Canopy Mgmt aide les propriétaires et les investisseurs manitobains à s’adapter à l’évolution des marchés.

Nous vous aidons à évaluer et à prendre des décisions à long terme en matière de propriété. Contactez notre équipe pour discuter de votre prochain déménagement.

Questions fréquemment posées

What is being proposed near Île-des-Chênes?

Public reports describe a proposed 350-acre AI data-centre campus north of Île-des-Chênes.

Jet.AI and Consensus Core are tied to it.

The initial development target is reportedly about 100 megawatts.

Long-term expansion could reach up to 500 megawatts.

Where would we locate the proposed site?

Local and industry reports place the site on the north side of Île-des-Chênes. About 10 miles south of Winnipeg. Near Highway 59, Provincial Road 405, Arnould Road, and Mondor Road.

Has the RM of Ritchot approved the project?

No one has reported formal approval. Local coverage says someone contacted the municipality, but the proposer has not formally presented it to council yet.

Why does Manitoba want more data centres?

Manitoba’s Innovation and Prosperity Report recommends building more local data and AI infrastructure. This will help the province gain more economic value, attract talent, and boost resilience in the AI economy. Canada’s Sovereign AI Compute Strategy aims to increase Canada’s computing capacity.

Its large-scale data-centre program also aims to expand computing capacity in Canada.

They support researchers and businesses.

What are residents most concerned about?

The main public concerns include loss of farmland. They also include water use. People are worried about electricity demand and natural gas use. They also mention noise.

Other concerns include impacts on wildlife.

Many are also concerned about long-term changes to rural character. Those concerns match wider research.

It shows large data-centre projects can affect local power systems. They can also impact water supplies, land use, and quality of life. This can happen if they do not govern it carefully

Could the proposed project affect local home values?

We cannot analyze any post-construction local sales pattern yet because the project lacks approval and construction.

The most likely near-term effect is uncertainty. Homes closest to the proposed site may face more buyer hesitation.

Longer-term value impacts would depend on the final site. They would also depend on noise, buffering, and infrastructure changes. They would depend on how the market views the trade-off.

That trade-off is between economic upside and loss of rural lifestyle.
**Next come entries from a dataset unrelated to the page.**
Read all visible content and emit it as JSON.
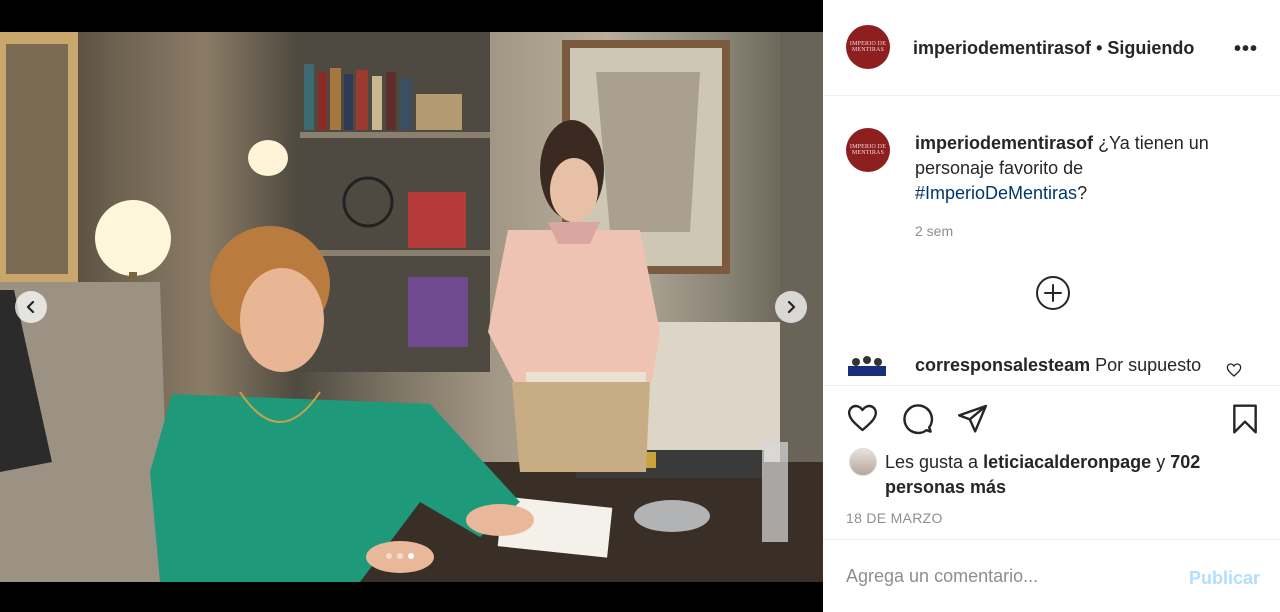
{
  "post": {
    "username": "imperiodementirasof",
    "separator": "•",
    "follow_status": "Siguiendo",
    "more_icon": "more-options-icon",
    "avatar_text": "IMPERIO DE MENTIRAS"
  },
  "caption": {
    "username": "imperiodementirasof",
    "text": "¿Ya tienen un personaje favorito de",
    "hashtag": "#ImperioDeMentiras",
    "hashtag_suffix": "?",
    "time": "2 sem",
    "load_more_icon": "plus-circle-icon"
  },
  "comment": {
    "username": "corresponsalesteam",
    "text": "Por supuesto"
  },
  "likes": {
    "prefix": "Les gusta a",
    "user": "leticiacalderonpage",
    "conjunction": "y",
    "others": "702 personas más"
  },
  "date": "18 DE MARZO",
  "add_comment": {
    "placeholder": "Agrega un comentario...",
    "publish_label": "Publicar"
  },
  "carousel": {
    "slides": 3,
    "active_slide": 3
  },
  "colors": {
    "link": "#00376b",
    "publish_disabled": "#b2dffc",
    "avatar_brand": "#8e1f1f",
    "secondary_text": "#8e8e8e"
  }
}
Research in Northern Virginia found higher home prices near data centres in that market.

But that result comes from an infrastructure-rich area.

You should not assume it applies directly to rural Manitoba.

Would sellers need to mention the proposal when listing a home?

In Manitoba, sellers complete the property disclosure statement to the best of their knowledge. Consumer guidance encourages buyers to request one. Whether a nearby proposal becomes a disclosure issue depends on the listing facts. Sellers should answer truthfully and clearly state what they know versus what they speculate about.

Is there a Canadian example where residents stopped a similar project?

Yes. In Rocky View County, Alberta, council rejected Kineticor’s proposed AI data-centre campus plan. They cited concerns about the site and impacts on local agricultural producers.

What happens next in Île-des-Chênes?

If the project advances, the next major step will likely be Manitoba planning and municipal review. This can include public notice, hearings, zoning or conditional-use decisions, and possible development agreements. That is the stage where petitions, public submissions and council attendance matter most.